Raser können Mörder sein – BGH bestätigt Mordurteil um Berliner „Ku‘Damm-Raser“-Fall teilweise

 |  Verkehrsrecht

Die Karlsruher Richter hatten zum zweiten Mal über eine Revision der Angeklagten im sog. Ku´Damm-Raser-Fall zu urteilen. Bereits im ersten Urteil des Landgerichts Berlin wurden beide Angeklagten wegen Mordes verurteilt. Der Bundesgerichtshof (BGH) hatte das erste Urteil aufgehoben und an das Landgericht Berlin zurückverwiesen, da die Feststellungen hinsichtlich des Vorsatzes der Angeklagten unzureichend waren.

Das Landgericht Berlin verurteilte beide Angeklagten erneut wegen Mordes. Nun hat der BGH die Entscheidung hinsichtlich des Haupttäters bestätigt. Die Verurteilung des weiteren Angeklagten wegen Mordes wurde jedoch aufgehoben und erneut an das Landgericht Berlin zurückverwiesen (Urteil v. 18.06.2020, Az.: 4 StR 482/19).

Im Februar 2016 kam es zwischen den Angeklagten zu einem spontanen Autorennen auf dem Berliner Kurfürstendamm. Sie missachteten eine Vielzahl von Ampeln. Kurz vor dem vereinbarten Ziel lag der nun rechtskräftig verurteilte Hauptangeklagte hinter dem weiteren Angeklagten, weshalb er seinen Wagen auf bis zu 170 km/h beschleunigte. Dabei kam es zu einer Kollision mit einem Jeep, der bei grün in eine Kreuzung fuhr. Der Fahrer des Jeeps verstarb in Folge der Kollision.

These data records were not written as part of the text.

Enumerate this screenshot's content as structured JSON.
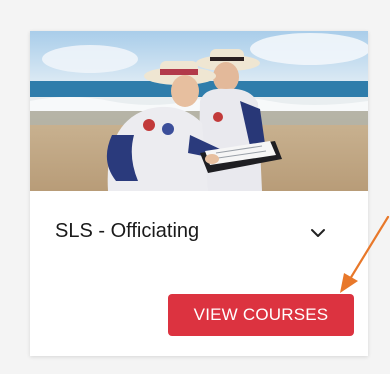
{
  "card": {
    "title": "SLS - Officiating",
    "button_label": "VIEW COURSES",
    "image_alt": "Two surf lifesaving officials in wide-brimmed hats reviewing a clipboard on the beach",
    "expand_icon": "chevron-down-icon"
  },
  "annotation": {
    "arrow_color": "#e8782a",
    "icon": "arrow-icon"
  },
  "colors": {
    "button": "#dc3340",
    "button_text": "#ffffff",
    "background": "#f4f4f4",
    "card": "#ffffff",
    "title_text": "#1a1a1a"
  }
}
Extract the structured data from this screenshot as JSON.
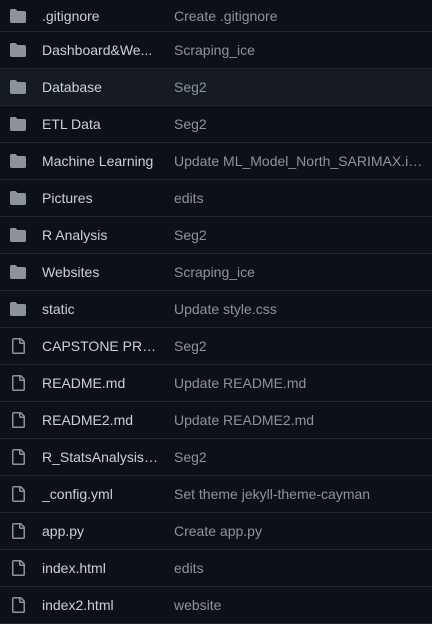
{
  "colors": {
    "background": "#0d1117",
    "hover_row": "#161b22",
    "divider": "#21262d",
    "icon": "#8b949e",
    "file_name": "#c9d1d9",
    "commit_message": "#8b949e"
  },
  "files": [
    {
      "icon": "folder-icon",
      "name": ".gitignore",
      "commit_message": "Create .gitignore"
    },
    {
      "icon": "folder-icon",
      "name": "Dashboard&We...",
      "commit_message": "Scraping_ice"
    },
    {
      "icon": "folder-icon",
      "name": "Database",
      "commit_message": "Seg2"
    },
    {
      "icon": "folder-icon",
      "name": "ETL Data",
      "commit_message": "Seg2"
    },
    {
      "icon": "folder-icon",
      "name": "Machine Learning",
      "commit_message": "Update ML_Model_North_SARIMAX.ip..."
    },
    {
      "icon": "folder-icon",
      "name": "Pictures",
      "commit_message": "edits"
    },
    {
      "icon": "folder-icon",
      "name": "R Analysis",
      "commit_message": "Seg2"
    },
    {
      "icon": "folder-icon",
      "name": "Websites",
      "commit_message": "Scraping_ice"
    },
    {
      "icon": "folder-icon",
      "name": "static",
      "commit_message": "Update style.css"
    },
    {
      "icon": "file-icon",
      "name": "CAPSTONE PROJ...",
      "commit_message": "Seg2"
    },
    {
      "icon": "file-icon",
      "name": "README.md",
      "commit_message": "Update README.md"
    },
    {
      "icon": "file-icon",
      "name": "README2.md",
      "commit_message": "Update README2.md"
    },
    {
      "icon": "file-icon",
      "name": "R_StatsAnalysis o...",
      "commit_message": "Seg2"
    },
    {
      "icon": "file-icon",
      "name": "_config.yml",
      "commit_message": "Set theme jekyll-theme-cayman"
    },
    {
      "icon": "file-icon",
      "name": "app.py",
      "commit_message": "Create app.py"
    },
    {
      "icon": "file-icon",
      "name": "index.html",
      "commit_message": "edits"
    },
    {
      "icon": "file-icon",
      "name": "index2.html",
      "commit_message": "website"
    }
  ]
}
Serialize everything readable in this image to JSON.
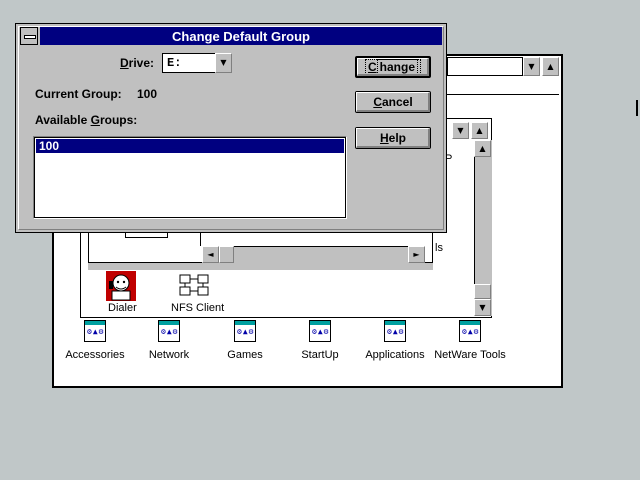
{
  "dialog": {
    "title": "Change Default Group",
    "drive_label_pre": "",
    "drive_label_u": "D",
    "drive_label_post": "rive:",
    "drive_value": "E:",
    "current_group_label": "Current Group:",
    "current_group_value": "100",
    "available_label_pre": "Available ",
    "available_label_u": "G",
    "available_label_post": "roups:",
    "groups": [
      "100"
    ],
    "change_button": {
      "u": "C",
      "rest": "hange"
    },
    "cancel_button": {
      "u": "C",
      "rest": "ancel"
    },
    "help_button": {
      "u": "H",
      "rest": "elp"
    }
  },
  "icons": {
    "arrow_down": "▼",
    "arrow_up": "▲",
    "arrow_left": "◄",
    "arrow_right": "►"
  },
  "inner_window": {
    "fragment_l": "ls",
    "fragment_p": "P"
  },
  "program_items": [
    {
      "label": "Dialer",
      "icon": "dialer-icon"
    },
    {
      "label": "NFS Client",
      "icon": "nfs-client-icon"
    }
  ],
  "groups_row": [
    {
      "label": "Accessories"
    },
    {
      "label": "Network"
    },
    {
      "label": "Games"
    },
    {
      "label": "StartUp"
    },
    {
      "label": "Applications"
    },
    {
      "label": "NetWare Tools"
    }
  ]
}
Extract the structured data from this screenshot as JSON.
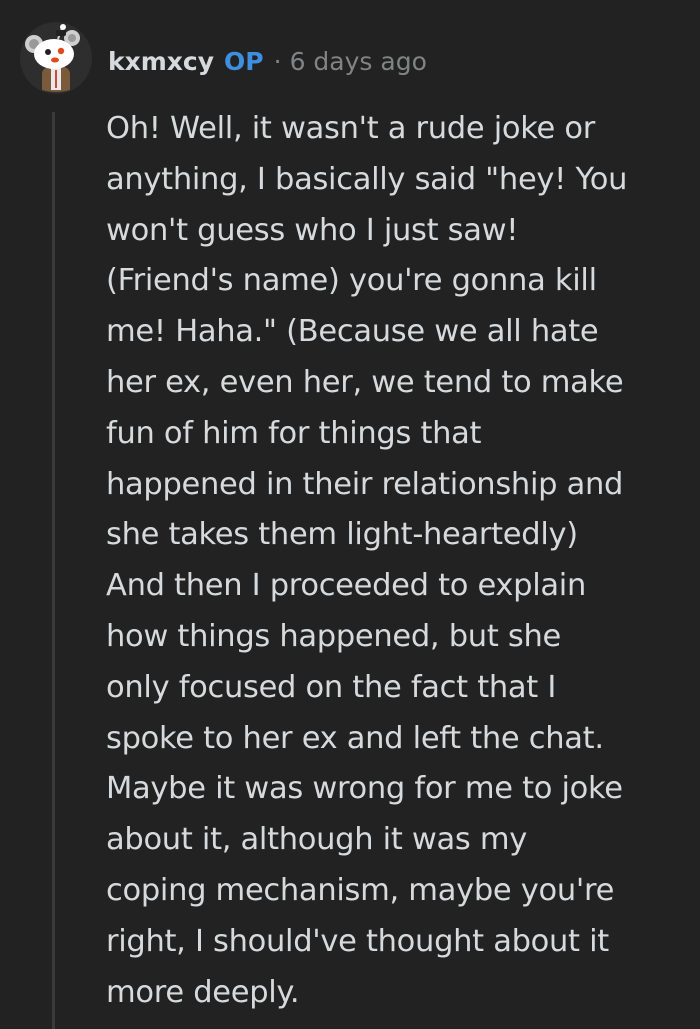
{
  "comment": {
    "author": "kxmxcy",
    "op_badge": "OP",
    "separator": "·",
    "timestamp": "6 days ago",
    "avatar_icon": "snoo-avatar-icon",
    "body_lines": [
      "Oh! Well, it wasn't a rude joke or",
      "anything, I basically said \"hey! You",
      "won't guess who I just saw!",
      "(Friend's name) you're gonna kill",
      "me! Haha.\" (Because we all hate",
      "her ex, even her, we tend to make",
      "fun of him for things that",
      "happened in their relationship and",
      "she takes them light-heartedly)",
      "And then I proceeded to explain",
      "how things happened, but she",
      "only focused on the fact that I",
      "spoke to her ex and left the chat.",
      "Maybe it was wrong for me to joke",
      "about it, although it was my",
      "coping mechanism, maybe you're",
      "right, I should've thought about it",
      "more deeply."
    ]
  },
  "colors": {
    "background": "#222222",
    "text": "#d7dadc",
    "muted": "#818384",
    "op_accent": "#3f8fe0",
    "thread_line": "#3a3a3a"
  }
}
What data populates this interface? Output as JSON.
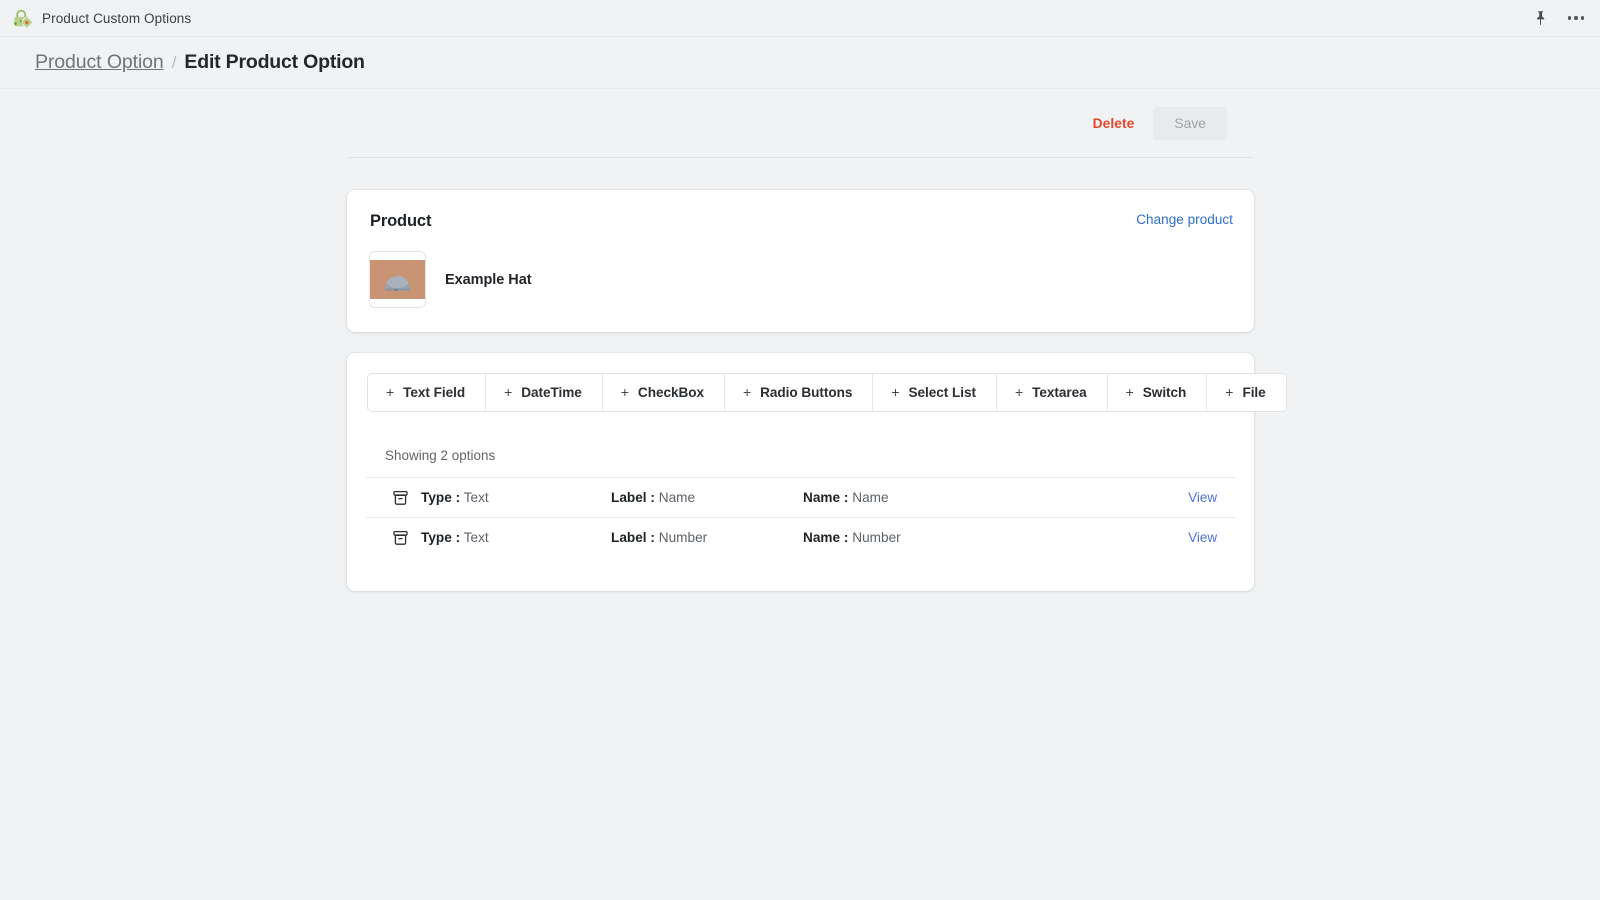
{
  "appbar": {
    "icon": "lock-gear-icon",
    "title": "Product Custom Options",
    "pin_icon": "pin-icon",
    "more_icon": "more-options-icon"
  },
  "breadcrumb": {
    "parent": "Product Option",
    "separator": "/",
    "current": "Edit Product Option"
  },
  "actions": {
    "delete_label": "Delete",
    "save_label": "Save"
  },
  "product_card": {
    "title": "Product",
    "change_link": "Change product",
    "product_name": "Example Hat",
    "thumbnail_icon": "product-hat-thumbnail"
  },
  "options_card": {
    "type_buttons": [
      {
        "plus": "+",
        "label": "Text Field"
      },
      {
        "plus": "+",
        "label": "DateTime"
      },
      {
        "plus": "+",
        "label": "CheckBox"
      },
      {
        "plus": "+",
        "label": "Radio Buttons"
      },
      {
        "plus": "+",
        "label": "Select List"
      },
      {
        "plus": "+",
        "label": "Textarea"
      },
      {
        "plus": "+",
        "label": "Switch"
      },
      {
        "plus": "+",
        "label": "File"
      }
    ],
    "showing": "Showing 2 options",
    "rows": [
      {
        "icon": "archive-box-icon",
        "type_key": "Type :",
        "type_value": "Text",
        "label_key": "Label :",
        "label_value": "Name",
        "name_key": "Name :",
        "name_value": "Name",
        "view": "View"
      },
      {
        "icon": "archive-box-icon",
        "type_key": "Type :",
        "type_value": "Text",
        "label_key": "Label :",
        "label_value": "Number",
        "name_key": "Name :",
        "name_value": "Number",
        "view": "View"
      }
    ]
  },
  "colors": {
    "page_bg": "#f1f2f3",
    "card_bg": "#ffffff",
    "delete_red": "#e0482f",
    "link_blue": "#2c6ecb",
    "view_blue": "#4a6fe0",
    "accent_green": "#9cba6a",
    "thumb_bg": "#c89473"
  }
}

Die beiden Angeklagten wurden im Februar 2017 erstmals zu Mord verurteilt. Erstmalig in Deutschland wurden Autofahrer wegen eines Verkehrsunfalls zu Mord verurteilt. Aufgrund von Rechtsfehlern wurde das Urteil jedoch vom BGH aufgehoben. Im März 2019 erfolgte die erneute Verurteilung. Wieder wurden beide wegen Mordes schuldig gesprochen. Es folgte die erneute Revision beider Angeklagten.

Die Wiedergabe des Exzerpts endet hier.